Auditory Organs in Insect Fossils Hint at Evolutionary Relationship between Predator and Prey
Insects have weird ears. Their seemingly random placement sometimes recalls a genetic experiment gone awry. Insect's auditory organs can be found on their stomachs, elbows—even wings.
Crickets' and katydids' ears, for instance, are on their front legs. And Dena Smith, a paleontologist from the University of Colorado at Boulder, has just published a paper in the Journal of Paleontology that found those same pinhole ears on 50-million-year-old crickets and katydids preserved in the fossil record.
Smith and her co-author Roy Plotnick from the University of Illinois at Chicago in their paleontological quests seek insect ears in the fossil record—organs that may reveal telltale hints of evolutionary history. Although they knew that the insects had ears back then, they were not sure how easy it would be to find them in fossils. "It hadn't really been documented before that you could find them" Smith says. But in fact, they found their ear hunt easier than expected on Eocene epoch specimens from Colorado, Wyoming and Utah. Cricket and katydid ears are visible to the naked eye as little pinholes on the insects' front legs. The hardest part was finding fossils in which the legs were still intact, and not covered by the wings.
It's a bit counterintuitive, Plotnick says, but they often do not want the best fossils. "The classic, 'my god what a gorgeous fossil,' is beautiful to look at," he says, "but it's too complete, the ears are hidden." But once the legs are showing, Smith says, it was clear. "For those who did have legs, we could see the ears—no problem."

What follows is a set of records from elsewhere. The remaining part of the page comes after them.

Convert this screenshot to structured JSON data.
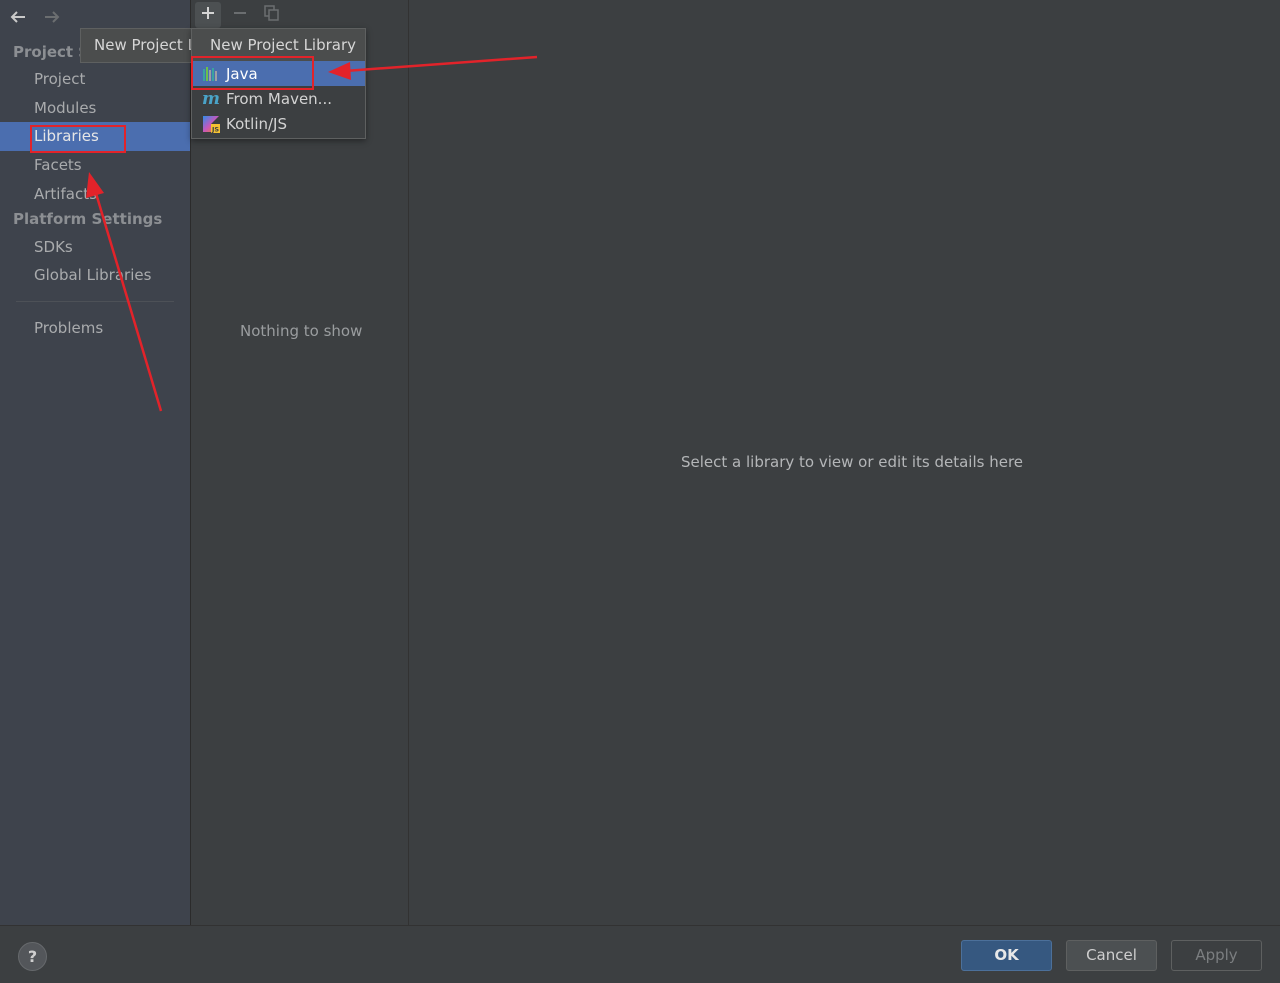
{
  "sidebar": {
    "section_project": "Project S",
    "items_project": [
      {
        "label": "Project"
      },
      {
        "label": "Modules"
      },
      {
        "label": "Libraries"
      },
      {
        "label": "Facets"
      },
      {
        "label": "Artifacts"
      }
    ],
    "section_platform": "Platform Settings",
    "items_platform": [
      {
        "label": "SDKs"
      },
      {
        "label": "Global Libraries"
      }
    ],
    "problems_label": "Problems",
    "selected_item": "Libraries"
  },
  "toolbar": {
    "add_icon": "plus-icon",
    "remove_icon": "minus-icon",
    "copy_icon": "copy-icon"
  },
  "tooltip": {
    "text": "New Project Library"
  },
  "popup": {
    "title": "New Project Library",
    "items": [
      {
        "label": "Java",
        "icon": "java-library-icon"
      },
      {
        "label": "From Maven...",
        "icon": "maven-icon"
      },
      {
        "label": "Kotlin/JS",
        "icon": "kotlin-js-icon"
      }
    ],
    "selected_item": "Java"
  },
  "middle_panel": {
    "empty_text": "Nothing to show"
  },
  "details_panel": {
    "hint": "Select a library to view or edit its details here"
  },
  "buttons": {
    "help_label": "?",
    "ok_label": "OK",
    "cancel_label": "Cancel",
    "apply_label": "Apply"
  },
  "colors": {
    "selection": "#4b6eaf",
    "annotation": "#e2232a",
    "ok_button": "#365880"
  }
}
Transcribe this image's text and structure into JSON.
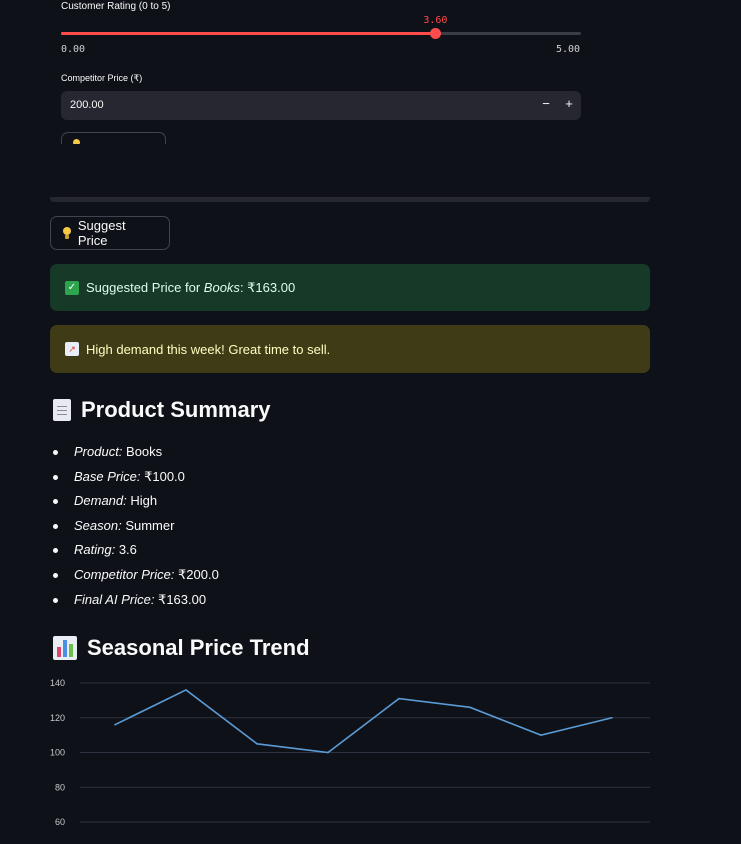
{
  "rating": {
    "label": "Customer Rating (0 to 5)",
    "value": 3.6,
    "value_text": "3.60",
    "min_text": "0.00",
    "max_text": "5.00",
    "min": 0,
    "max": 5
  },
  "competitor": {
    "label": "Competitor Price (₹)",
    "value": "200.00",
    "minus": "−",
    "plus": "+"
  },
  "suggest_button": {
    "label": "Suggest Price",
    "icon": "lightbulb-icon"
  },
  "alerts": {
    "success": {
      "icon": "check-box-icon",
      "prefix": "Suggested Price for ",
      "product": "Books",
      "suffix": ": ₹163.00",
      "color": "#173928"
    },
    "warning": {
      "icon": "chart-increasing-icon",
      "text": "High demand this week! Great time to sell.",
      "color": "#3e3b16"
    }
  },
  "summary": {
    "icon": "page-icon",
    "title": "Product Summary",
    "items": [
      {
        "key": "Product:",
        "value": " Books"
      },
      {
        "key": "Base Price:",
        "value": " ₹100.0"
      },
      {
        "key": "Demand:",
        "value": " High"
      },
      {
        "key": "Season:",
        "value": " Summer"
      },
      {
        "key": "Rating:",
        "value": " 3.6"
      },
      {
        "key": "Competitor Price:",
        "value": " ₹200.0"
      },
      {
        "key": "Final AI Price:",
        "value": " ₹163.00"
      }
    ]
  },
  "trend": {
    "icon": "bar-chart-icon",
    "title": "Seasonal Price Trend"
  },
  "chart_data": {
    "type": "line",
    "series": [
      {
        "color": "#5b9bd5",
        "values": [
          116,
          136,
          105,
          100,
          131,
          126,
          110,
          120
        ]
      }
    ],
    "yticks": [
      140,
      120,
      100,
      80,
      60
    ],
    "ylim": [
      60,
      140
    ],
    "grid": true
  }
}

Now that they know they can spot the ears, Plotnick and Smith hope to start looking at the ways in which the interaction between predator and prey shaped insect evolution. Katydids and crickets communicated with one another long before bats—über insect predators—arrived on the scene, so the insects' ears were already well formed. But other species like moths are thought to have evolved ears solely in response to bats. "Anything that flies at night has to worry about bats—but that wasn't true before bats evolved," Plotnick says*. Now that they know they can find fossilized ears, they can start looking for them on specimens like moths and grasshoppers, to see how evolution proceeded after the arrival of bats—the master echolocators—complicated their lives.
— Rose Eveleth
*Editor's Note (1/10/12): This sentence was revised after posting.